In a triangle ABC if `2a=sqrt(3)b+c`, then possible relation is

To solve the problem, we need to establish a relationship between the sides \(a\), \(b\), and \(c\) of triangle \(ABC\) given the equation \(2a = \sqrt{3}b + c\). ### Step-by-Step Solution: 1. **Start with the given equation**: \[ 2a = \sqrt{3}b + c \] 2. **Rearrange the equation**: \[ 2a - c = \sqrt{3}b \] Now, we can express \(b\) in terms of \(a\) and \(c\): \[ b = \frac{2a - c}{\sqrt{3}} \] 3. **Use the Sine Rule**: According to the sine rule in triangle \(ABC\): \[ \frac{a}{\sin A} = \frac{b}{\sin B} = \frac{c}{\sin C} = k \] where \(k\) is a constant. 4. **Express \(a\), \(b\), and \(c\) in terms of \(k\)**: \[ a = k \sin A, \quad b = k \sin B, \quad c = k \sin C \] 5. **Substitute these expressions into the rearranged equation**: \[ 2(k \sin A) - (k \sin C) = \sqrt{3}(k \sin B) \] Dividing the entire equation by \(k\) (assuming \(k \neq 0\)): \[ 2\sin A - \sin C = \sqrt{3}\sin B \] 6. **Rearranging gives**: \[ 2\sin A = \sqrt{3}\sin B + \sin C \] 7. **Using trigonometric identities**: We can relate the angles using known values.

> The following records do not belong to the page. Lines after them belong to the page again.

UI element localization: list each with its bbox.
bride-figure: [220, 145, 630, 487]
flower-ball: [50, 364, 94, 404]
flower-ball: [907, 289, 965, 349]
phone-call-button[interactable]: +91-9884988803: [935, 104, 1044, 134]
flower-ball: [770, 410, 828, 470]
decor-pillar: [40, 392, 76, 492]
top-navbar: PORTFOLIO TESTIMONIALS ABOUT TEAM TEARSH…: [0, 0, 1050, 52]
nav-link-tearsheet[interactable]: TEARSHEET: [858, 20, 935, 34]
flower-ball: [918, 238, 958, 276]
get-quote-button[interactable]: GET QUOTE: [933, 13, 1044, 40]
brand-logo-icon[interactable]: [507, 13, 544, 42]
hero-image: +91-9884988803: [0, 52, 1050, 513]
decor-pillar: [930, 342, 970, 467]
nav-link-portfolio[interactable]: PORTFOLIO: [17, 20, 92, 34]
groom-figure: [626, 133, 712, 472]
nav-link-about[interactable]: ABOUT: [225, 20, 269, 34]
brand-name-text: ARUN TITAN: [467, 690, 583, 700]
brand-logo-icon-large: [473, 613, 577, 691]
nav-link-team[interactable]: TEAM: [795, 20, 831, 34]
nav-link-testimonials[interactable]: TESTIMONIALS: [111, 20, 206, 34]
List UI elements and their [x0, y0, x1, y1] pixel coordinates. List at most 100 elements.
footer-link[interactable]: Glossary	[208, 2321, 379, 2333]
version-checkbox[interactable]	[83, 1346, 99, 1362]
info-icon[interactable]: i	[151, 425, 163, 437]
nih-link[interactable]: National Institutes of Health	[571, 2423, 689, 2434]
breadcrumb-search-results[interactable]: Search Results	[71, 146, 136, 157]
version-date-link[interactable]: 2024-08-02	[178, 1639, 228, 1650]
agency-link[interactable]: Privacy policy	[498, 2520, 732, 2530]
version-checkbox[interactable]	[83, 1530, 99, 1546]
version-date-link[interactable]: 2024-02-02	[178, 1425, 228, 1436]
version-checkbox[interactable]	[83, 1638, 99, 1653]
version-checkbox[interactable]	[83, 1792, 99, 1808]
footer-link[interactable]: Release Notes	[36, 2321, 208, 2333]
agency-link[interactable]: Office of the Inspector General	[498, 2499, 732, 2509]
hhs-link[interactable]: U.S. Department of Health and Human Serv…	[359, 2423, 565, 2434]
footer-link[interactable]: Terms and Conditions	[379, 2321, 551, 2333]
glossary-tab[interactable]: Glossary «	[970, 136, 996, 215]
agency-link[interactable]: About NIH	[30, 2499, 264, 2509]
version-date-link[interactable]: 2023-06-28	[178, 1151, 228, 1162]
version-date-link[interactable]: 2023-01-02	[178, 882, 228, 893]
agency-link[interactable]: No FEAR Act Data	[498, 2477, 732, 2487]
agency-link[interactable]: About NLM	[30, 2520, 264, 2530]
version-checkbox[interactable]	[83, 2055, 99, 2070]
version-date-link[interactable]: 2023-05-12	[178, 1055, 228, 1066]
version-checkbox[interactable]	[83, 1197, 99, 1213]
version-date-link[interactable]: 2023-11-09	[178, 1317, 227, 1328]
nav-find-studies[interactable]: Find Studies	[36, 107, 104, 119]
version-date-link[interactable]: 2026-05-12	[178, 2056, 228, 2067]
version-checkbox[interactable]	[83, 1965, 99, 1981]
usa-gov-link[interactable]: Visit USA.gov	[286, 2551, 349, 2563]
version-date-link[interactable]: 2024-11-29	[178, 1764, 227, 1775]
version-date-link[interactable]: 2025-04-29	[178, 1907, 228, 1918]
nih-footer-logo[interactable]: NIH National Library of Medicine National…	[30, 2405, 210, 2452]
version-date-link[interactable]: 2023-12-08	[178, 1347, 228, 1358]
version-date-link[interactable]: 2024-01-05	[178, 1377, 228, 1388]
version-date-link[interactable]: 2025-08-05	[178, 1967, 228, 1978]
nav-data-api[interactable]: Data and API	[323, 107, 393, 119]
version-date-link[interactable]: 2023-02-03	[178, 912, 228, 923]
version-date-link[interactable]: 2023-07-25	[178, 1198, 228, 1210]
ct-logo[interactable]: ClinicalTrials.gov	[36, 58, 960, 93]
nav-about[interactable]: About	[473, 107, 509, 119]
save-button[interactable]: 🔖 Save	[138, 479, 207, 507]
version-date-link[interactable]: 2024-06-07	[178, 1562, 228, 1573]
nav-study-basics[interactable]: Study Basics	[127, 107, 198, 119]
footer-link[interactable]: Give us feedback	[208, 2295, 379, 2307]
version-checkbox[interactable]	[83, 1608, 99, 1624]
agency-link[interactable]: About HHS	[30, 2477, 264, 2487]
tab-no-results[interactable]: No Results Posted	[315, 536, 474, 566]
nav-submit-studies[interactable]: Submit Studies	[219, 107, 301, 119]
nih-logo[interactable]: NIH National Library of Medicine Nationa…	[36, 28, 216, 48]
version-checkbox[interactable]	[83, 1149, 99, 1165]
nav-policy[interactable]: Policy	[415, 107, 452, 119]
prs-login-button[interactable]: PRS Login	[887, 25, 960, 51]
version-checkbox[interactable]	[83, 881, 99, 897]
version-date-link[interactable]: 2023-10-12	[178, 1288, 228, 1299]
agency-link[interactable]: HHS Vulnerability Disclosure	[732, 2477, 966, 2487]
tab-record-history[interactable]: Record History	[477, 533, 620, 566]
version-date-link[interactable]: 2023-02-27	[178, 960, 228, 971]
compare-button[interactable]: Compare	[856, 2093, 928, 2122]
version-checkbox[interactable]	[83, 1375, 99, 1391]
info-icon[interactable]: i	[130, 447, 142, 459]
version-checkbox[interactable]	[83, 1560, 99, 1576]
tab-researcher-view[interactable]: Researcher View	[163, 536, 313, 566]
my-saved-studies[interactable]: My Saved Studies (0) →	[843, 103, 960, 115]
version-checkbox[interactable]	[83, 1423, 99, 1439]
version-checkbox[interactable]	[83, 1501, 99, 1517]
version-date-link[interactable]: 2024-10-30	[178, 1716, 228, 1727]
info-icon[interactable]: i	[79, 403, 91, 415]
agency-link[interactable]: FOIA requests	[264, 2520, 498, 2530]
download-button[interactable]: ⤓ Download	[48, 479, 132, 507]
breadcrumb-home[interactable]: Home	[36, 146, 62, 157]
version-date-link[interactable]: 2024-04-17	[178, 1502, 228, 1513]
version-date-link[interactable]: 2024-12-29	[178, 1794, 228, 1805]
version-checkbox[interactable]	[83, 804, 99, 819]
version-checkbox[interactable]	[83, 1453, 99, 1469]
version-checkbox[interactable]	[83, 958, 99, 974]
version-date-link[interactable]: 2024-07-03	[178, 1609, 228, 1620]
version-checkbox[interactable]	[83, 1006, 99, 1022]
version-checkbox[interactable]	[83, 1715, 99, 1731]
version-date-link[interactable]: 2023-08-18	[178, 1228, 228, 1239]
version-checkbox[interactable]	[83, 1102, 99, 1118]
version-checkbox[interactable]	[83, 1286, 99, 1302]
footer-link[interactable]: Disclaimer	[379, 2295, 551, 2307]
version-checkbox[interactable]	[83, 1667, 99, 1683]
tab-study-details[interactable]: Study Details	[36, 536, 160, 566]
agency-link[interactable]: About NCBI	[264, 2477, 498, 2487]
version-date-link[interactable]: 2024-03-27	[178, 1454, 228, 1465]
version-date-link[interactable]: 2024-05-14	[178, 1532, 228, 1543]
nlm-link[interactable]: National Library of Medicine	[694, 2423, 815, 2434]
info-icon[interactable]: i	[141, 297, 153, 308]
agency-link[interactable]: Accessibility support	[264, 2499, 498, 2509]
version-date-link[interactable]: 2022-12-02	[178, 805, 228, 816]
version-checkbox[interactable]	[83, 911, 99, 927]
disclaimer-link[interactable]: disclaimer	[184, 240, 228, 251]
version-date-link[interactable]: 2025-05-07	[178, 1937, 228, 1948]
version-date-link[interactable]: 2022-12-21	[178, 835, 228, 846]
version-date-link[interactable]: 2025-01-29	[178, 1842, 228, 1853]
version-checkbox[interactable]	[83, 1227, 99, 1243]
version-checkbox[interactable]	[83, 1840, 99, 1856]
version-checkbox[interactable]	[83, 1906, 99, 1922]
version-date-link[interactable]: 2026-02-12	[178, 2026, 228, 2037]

If we assume angles \(B\) and \(C\) correspond to specific values, we can use the cosine rule: \[ \cos A = \frac{b^2 + c^2 - a^2}{2bc} \] 8. **Assuming \(B = 60^\circ\) and \(C = 30^\circ\)**: This gives us: \[ \sin B = \frac{\sqrt{3}}{2}, \quad \sin C = \frac{1}{2} \] Therefore, substituting these values: \[ 2\sin A = \sqrt{3} \cdot \frac{\sqrt{3}}{2} + \frac{1}{2} \] Simplifying: \[ 2\sin A = \frac{3}{2} + \frac{1}{2} = 2 \implies \sin A = 1 \implies A = 90^\circ \] 9. **Using the cosine rule**: Since \(A = 90^\circ\), we apply the cosine rule: \[ a^2 = b^2 + c^2 \] ### Conclusion: The relationship we derived is: \[ a^2 = b^2 + c^2 \] This corresponds to the Pythagorean theorem, confirming that triangle \(ABC\) is a right triangle.